What's ironic about the Web design renaissance is that individual designers'
refusal of anonymity resulted in most everything, corporate and
non-corporate, looking the same. Web designers got to do anything they
wanted to. We got to run around the desert naked, painted blue. But we found
out: Everyone's pee looks the same in the sand.
Web designers didn't want to be anonymous. Web designers wanted to be accountability-free.

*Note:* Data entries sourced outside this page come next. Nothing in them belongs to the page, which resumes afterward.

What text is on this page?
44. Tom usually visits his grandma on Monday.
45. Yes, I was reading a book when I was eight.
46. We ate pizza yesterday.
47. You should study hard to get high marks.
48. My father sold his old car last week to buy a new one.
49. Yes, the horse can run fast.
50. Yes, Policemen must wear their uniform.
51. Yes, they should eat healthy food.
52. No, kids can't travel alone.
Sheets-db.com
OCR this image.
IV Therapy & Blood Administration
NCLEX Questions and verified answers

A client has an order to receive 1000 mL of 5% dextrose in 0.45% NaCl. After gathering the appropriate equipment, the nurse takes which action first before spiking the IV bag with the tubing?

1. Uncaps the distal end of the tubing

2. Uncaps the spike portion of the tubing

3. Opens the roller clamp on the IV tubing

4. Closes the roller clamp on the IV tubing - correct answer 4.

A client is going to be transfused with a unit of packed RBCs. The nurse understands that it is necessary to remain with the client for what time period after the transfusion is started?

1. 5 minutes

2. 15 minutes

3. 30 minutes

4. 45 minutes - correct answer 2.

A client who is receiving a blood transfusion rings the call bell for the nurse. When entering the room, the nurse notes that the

Web designers wanted to be
invited to fly to panels. Web designers wanted a Webbie. Web designers wanted nice looking stuff in
their portfolios (screw the surfing savages who couldn't figure it out). Web
designers wanted to be interviewed with their 58x58 picture at the top of
the page. Web designers wanted to be artists. Web designers wanted to be
rock stars.
If you want to be a rock star, what are you doing sitting at home in
front a computer using Flash? Go out into the promising night, drunk on
yourself, and be a rock star!
Doing good design involves a sacrifice, an offering, no matter how much you
are getting paid. Part of the sacrifice is agreeing to become anonymous.
Your fingerprints will still be on the thing, but it's not your face, it's
not your name, it's not your whimsy.
It means giving up this "brand called me" shit.
Find something you want to share with the world and, for a little while, try being a nobody.